To be honest, I don't really. I'm just very suspicious because she has three of the five most common symptoms of an infected computer.

  • If your computer suddenly slows down -- not just while on the Internet, but even when you're not -- then you probably have something wrong. Viruses and malware use up tons of resources; for example, when you're on line, they will busily send out tons of email, and they will try to even if you're disconnected. They can also destroy files, and your system will spin its wheels trying to find them.
  • Your browser -- especially if you use Internet Explorer -- will crash or just stop working. Since most viruses and malware use the Internet to spread themselves, you would think those guys would be more careful, since a browser that has crashed can't send the bad stuff out, but they don't care.
  • Your email starts filling up with bounced emails, and when you check, they were sent from your computer. Most people use Outlook Express (now called Windows Mail), Outlook or Thunderbird, and because of that, they're targets for the virus writers. If you start getting messages that say "message undeliverable" or some such, you had better start checking for viruses.
  • You start seeing error messages when you start your computer. Malware can make changes to your system, sometimes destroying (or at least changing) some of the programs your system uses while you work. When those programs change, other programs that depend on them won't run -- and you'll see the error.
  • Something doesn't look right. Maybe it's a new icon on your desktop, or something isn't in your start menu, or there's a new little something in your task bar -- but whatever it is, computers don't go changing themselves on their own; something has to tell them to do it. If you have a piece of spyware or a trojan, it could be showing up in something not being where it's supposed to be.

None of these things means that you absolutely have a virus -- but it does mean that you might have something you need to look at.
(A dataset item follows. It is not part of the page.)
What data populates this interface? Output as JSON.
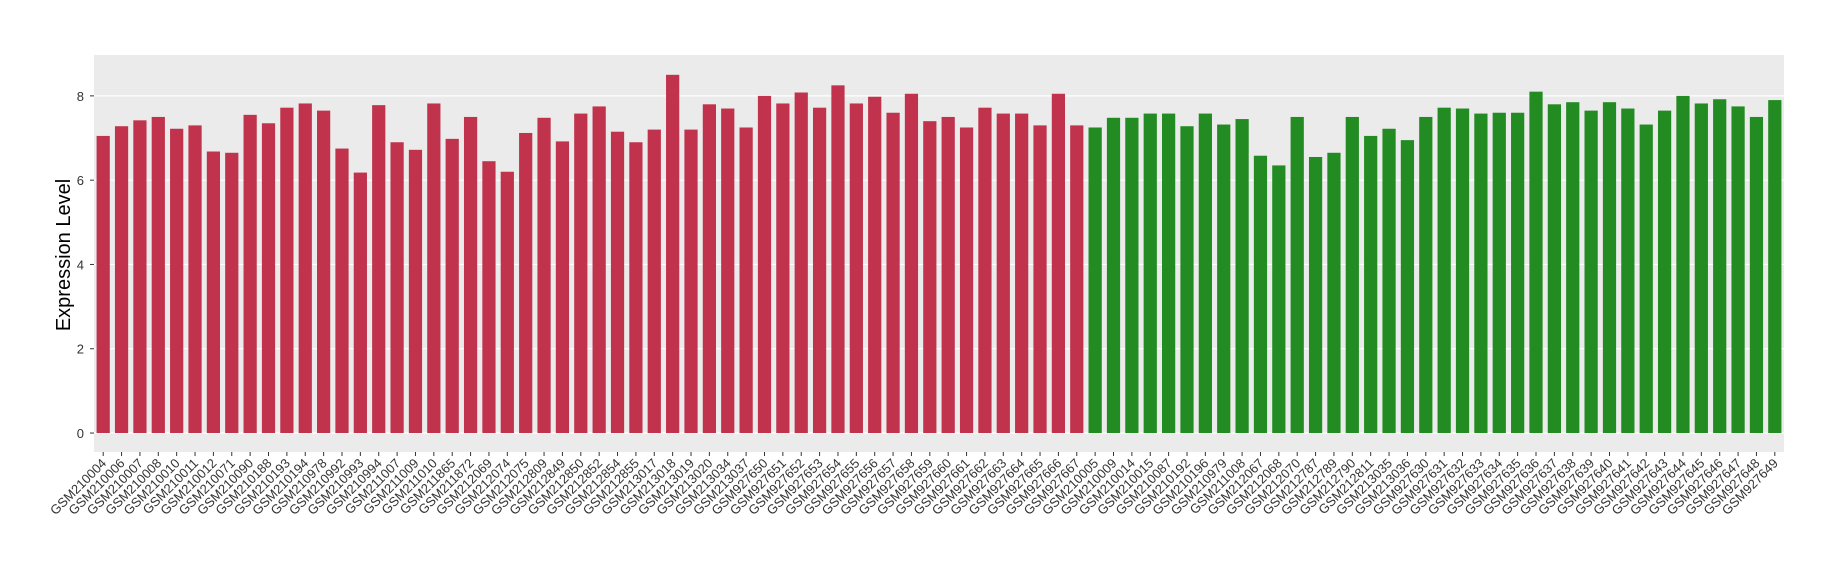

Almost every major antivirus company offers online scanning, including TrendMicro, Kapersky, Symantec, BitDefender, McAfee, Panda and F-Secure.
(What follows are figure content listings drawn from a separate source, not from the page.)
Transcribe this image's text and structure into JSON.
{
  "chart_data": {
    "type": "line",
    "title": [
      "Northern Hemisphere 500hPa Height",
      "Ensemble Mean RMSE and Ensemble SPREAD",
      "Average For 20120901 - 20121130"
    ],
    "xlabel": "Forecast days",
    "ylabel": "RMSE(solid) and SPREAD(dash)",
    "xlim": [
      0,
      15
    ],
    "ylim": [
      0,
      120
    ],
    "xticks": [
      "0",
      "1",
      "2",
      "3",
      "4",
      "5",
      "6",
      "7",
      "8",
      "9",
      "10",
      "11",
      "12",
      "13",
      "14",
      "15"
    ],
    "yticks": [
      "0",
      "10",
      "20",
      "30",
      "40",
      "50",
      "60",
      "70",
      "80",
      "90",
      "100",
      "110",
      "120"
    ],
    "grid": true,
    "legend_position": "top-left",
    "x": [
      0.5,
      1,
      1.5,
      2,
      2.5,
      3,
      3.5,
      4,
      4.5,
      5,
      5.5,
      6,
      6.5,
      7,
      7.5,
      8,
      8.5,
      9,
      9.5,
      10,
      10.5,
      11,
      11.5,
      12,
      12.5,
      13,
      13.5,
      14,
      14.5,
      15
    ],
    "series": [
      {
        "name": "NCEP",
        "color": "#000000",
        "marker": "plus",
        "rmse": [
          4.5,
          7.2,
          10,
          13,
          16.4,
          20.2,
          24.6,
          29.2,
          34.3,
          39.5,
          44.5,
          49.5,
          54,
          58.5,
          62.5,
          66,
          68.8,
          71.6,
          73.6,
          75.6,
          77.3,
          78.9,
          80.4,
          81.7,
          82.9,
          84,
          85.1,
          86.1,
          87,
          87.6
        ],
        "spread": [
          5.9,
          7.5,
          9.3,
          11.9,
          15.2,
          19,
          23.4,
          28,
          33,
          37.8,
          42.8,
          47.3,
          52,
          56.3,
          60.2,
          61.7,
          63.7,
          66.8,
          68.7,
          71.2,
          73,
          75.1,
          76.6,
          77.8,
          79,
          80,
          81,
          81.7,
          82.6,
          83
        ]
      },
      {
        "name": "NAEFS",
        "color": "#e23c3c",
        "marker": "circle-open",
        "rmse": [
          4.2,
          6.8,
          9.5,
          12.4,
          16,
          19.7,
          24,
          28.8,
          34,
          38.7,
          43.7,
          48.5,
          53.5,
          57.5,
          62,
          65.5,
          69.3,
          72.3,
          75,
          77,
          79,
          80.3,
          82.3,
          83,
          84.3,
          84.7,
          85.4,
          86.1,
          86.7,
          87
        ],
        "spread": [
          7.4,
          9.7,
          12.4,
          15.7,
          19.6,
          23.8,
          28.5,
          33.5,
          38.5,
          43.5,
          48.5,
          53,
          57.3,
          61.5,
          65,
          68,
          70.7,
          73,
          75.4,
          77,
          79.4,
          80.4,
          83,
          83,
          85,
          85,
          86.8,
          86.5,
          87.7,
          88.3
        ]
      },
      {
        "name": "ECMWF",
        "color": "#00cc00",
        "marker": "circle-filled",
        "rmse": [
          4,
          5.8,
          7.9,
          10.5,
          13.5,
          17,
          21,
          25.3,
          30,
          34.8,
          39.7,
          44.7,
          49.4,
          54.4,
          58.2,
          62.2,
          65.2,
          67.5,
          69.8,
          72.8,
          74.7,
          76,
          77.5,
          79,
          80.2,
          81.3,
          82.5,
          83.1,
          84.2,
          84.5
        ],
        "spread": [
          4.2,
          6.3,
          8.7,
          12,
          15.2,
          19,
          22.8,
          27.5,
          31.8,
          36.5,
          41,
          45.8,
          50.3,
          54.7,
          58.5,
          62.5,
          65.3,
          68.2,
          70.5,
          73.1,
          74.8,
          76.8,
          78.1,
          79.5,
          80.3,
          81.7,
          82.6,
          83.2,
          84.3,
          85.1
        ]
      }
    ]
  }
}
And while I'm making lists, I came across one from the Washington Post about upgrading your computer from Windows XP to Windows 7 (are you listening?):

  1. Don't try. Do a clean install; you'll save a lot of time and anguish.
  2. If you're not going to pay attention to #1, then get a copy of Vista and upgrade from XP first. You're not going to be using it, so don't worry about the legalities, but you're still better off just doing a clean install. Don't say I didn't warn you.
  3. If you're using an old video card, printer or other peripheral (hear that, sweetheart?), make sure you download and run the Windows tool that checks your hardware to make sure there are drivers available.
  4. Microsoft also has a tool that makes keeping your data intact a lot easier. Run it (don't say I didn't warn you!)
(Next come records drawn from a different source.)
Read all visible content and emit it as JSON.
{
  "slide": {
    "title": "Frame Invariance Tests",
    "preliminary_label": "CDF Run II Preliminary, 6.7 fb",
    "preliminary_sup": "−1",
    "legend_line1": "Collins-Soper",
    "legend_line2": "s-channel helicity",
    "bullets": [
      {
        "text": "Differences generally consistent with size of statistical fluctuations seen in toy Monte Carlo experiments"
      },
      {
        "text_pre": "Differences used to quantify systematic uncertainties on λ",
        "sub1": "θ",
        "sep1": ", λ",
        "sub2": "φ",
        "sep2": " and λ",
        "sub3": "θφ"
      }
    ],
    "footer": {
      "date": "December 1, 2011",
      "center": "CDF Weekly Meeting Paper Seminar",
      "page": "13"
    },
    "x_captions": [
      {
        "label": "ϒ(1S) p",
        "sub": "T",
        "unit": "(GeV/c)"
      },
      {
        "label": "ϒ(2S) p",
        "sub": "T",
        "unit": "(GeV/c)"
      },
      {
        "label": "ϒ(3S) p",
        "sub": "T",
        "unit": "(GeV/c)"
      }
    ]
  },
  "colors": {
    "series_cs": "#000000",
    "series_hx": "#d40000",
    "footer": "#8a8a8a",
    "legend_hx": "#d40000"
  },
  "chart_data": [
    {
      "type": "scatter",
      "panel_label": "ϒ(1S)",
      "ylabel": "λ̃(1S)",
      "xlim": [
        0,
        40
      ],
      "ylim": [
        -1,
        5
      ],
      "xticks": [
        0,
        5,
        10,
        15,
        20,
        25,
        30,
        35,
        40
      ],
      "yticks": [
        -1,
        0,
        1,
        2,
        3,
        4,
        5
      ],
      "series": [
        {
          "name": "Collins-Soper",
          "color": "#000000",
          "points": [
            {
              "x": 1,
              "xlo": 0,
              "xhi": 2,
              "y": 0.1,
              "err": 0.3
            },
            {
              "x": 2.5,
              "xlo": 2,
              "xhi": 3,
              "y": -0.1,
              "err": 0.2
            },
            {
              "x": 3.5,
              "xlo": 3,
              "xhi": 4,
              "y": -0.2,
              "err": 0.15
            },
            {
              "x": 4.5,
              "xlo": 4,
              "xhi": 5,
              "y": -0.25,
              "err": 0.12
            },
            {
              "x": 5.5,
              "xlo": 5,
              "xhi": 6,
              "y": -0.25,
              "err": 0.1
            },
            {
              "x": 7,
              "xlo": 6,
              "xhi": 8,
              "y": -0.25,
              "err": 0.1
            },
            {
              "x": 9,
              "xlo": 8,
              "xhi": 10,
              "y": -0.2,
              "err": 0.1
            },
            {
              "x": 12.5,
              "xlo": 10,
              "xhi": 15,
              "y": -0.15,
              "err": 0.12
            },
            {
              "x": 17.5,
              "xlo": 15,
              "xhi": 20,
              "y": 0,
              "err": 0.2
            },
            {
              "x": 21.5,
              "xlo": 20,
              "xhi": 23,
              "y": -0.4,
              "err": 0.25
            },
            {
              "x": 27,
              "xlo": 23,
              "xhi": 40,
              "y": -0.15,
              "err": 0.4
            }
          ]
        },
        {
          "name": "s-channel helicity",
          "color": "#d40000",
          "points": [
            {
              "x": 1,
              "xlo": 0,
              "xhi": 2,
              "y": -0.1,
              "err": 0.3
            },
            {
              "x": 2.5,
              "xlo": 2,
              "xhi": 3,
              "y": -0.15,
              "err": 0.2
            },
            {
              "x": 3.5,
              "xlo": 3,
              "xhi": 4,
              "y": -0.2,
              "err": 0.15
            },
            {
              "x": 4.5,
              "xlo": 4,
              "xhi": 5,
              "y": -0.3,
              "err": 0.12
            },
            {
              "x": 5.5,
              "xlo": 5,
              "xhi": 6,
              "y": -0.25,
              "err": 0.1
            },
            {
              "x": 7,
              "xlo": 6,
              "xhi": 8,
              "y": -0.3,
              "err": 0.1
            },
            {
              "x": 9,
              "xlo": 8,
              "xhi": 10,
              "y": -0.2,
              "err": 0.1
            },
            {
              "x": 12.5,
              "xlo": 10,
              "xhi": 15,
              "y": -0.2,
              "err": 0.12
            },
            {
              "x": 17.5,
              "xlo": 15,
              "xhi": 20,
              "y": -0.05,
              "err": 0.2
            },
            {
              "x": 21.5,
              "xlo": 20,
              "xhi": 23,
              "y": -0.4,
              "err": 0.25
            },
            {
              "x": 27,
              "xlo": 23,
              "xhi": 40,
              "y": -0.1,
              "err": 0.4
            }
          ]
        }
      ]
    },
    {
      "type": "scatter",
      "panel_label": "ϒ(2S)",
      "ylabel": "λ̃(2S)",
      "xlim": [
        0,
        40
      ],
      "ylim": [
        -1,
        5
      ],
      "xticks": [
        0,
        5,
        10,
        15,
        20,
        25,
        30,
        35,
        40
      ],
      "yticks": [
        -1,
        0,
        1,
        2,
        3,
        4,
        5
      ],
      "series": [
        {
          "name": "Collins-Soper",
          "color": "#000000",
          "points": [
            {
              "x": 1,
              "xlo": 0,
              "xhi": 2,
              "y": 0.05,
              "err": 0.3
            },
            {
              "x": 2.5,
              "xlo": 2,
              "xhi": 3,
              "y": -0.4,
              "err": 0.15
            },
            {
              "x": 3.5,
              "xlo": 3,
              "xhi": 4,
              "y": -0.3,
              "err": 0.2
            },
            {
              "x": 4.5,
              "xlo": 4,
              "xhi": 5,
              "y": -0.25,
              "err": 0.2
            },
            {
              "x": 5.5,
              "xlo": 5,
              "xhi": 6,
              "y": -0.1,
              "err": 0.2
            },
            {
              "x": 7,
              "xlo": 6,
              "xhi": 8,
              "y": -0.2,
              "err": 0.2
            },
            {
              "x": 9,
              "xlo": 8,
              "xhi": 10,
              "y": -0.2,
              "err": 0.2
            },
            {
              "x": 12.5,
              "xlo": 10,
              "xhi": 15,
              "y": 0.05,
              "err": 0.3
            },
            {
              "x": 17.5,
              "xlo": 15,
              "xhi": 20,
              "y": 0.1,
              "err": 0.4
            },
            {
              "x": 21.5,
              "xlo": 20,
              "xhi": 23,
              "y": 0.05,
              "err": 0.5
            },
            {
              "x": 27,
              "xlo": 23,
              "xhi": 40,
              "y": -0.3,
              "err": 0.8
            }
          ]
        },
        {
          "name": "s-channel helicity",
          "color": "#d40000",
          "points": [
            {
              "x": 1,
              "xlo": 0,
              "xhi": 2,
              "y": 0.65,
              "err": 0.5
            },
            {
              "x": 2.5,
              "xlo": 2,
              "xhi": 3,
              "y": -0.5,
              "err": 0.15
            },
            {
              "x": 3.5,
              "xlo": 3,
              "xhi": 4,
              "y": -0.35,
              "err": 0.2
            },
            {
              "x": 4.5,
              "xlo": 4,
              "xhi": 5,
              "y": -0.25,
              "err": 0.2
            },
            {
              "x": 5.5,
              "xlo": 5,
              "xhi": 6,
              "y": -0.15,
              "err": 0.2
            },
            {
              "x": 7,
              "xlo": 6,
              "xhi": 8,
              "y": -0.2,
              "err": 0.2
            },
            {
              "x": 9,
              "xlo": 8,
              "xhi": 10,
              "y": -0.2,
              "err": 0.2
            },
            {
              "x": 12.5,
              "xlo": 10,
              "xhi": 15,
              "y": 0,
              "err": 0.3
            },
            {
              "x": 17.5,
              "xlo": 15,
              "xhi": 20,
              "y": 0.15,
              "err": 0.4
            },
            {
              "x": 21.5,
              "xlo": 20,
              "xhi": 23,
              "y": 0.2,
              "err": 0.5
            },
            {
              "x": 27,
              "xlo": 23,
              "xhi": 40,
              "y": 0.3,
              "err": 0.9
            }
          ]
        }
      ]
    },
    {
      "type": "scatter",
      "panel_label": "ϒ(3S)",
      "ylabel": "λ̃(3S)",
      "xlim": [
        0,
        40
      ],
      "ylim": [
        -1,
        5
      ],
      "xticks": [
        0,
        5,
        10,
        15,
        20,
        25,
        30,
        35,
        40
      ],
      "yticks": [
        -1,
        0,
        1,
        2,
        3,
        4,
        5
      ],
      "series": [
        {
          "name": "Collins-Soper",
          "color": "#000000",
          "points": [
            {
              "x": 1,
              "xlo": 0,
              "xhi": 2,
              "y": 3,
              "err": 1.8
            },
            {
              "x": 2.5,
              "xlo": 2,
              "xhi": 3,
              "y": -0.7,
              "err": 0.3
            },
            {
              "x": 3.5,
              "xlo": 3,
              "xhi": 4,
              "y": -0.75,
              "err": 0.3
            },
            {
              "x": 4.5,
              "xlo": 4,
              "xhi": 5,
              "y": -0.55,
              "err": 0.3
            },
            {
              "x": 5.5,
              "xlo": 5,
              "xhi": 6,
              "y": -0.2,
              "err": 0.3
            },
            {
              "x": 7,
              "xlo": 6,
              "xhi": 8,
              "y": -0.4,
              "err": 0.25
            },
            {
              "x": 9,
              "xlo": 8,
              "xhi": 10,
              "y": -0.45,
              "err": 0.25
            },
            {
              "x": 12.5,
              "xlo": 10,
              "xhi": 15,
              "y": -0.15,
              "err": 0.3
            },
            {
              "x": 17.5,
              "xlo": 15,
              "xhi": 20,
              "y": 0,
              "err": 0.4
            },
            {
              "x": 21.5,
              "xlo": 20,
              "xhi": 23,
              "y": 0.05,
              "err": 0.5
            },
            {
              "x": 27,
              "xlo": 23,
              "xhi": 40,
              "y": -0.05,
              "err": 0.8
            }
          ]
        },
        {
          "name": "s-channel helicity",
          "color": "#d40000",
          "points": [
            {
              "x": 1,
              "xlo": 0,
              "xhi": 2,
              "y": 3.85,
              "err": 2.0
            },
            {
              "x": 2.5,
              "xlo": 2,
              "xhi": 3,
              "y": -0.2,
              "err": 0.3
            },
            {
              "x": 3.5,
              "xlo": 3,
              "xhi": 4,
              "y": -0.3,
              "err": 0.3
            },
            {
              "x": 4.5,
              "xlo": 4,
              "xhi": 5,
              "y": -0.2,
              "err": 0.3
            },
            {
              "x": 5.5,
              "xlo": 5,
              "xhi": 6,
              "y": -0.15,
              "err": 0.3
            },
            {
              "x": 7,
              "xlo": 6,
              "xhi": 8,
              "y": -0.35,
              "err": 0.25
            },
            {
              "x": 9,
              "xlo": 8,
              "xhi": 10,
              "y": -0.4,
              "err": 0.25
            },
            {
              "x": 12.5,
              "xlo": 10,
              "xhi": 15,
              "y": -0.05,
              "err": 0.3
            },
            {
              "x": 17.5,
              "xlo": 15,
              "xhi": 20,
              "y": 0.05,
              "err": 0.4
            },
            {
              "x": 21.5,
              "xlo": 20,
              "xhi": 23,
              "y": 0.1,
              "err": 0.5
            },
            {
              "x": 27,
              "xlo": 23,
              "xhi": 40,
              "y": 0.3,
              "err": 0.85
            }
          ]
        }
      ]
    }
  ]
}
You're probably going to have to also get new versions of your antivirus and security software, because the Windows 7 kernel is quite a bit different from XP's, so your old software might not work. You might even find that Microsoft's will work for you. I have Vista on my laptop, XP on my desktop, not even going to attempt it. I'm going to let my S.O.P. handle the dirty work for me.

And now that the world knows this, I'm off the hook, if it crashes ----> he did it!

Now, where was that Black Friday list... (honey, grab the keys -- you're driving!)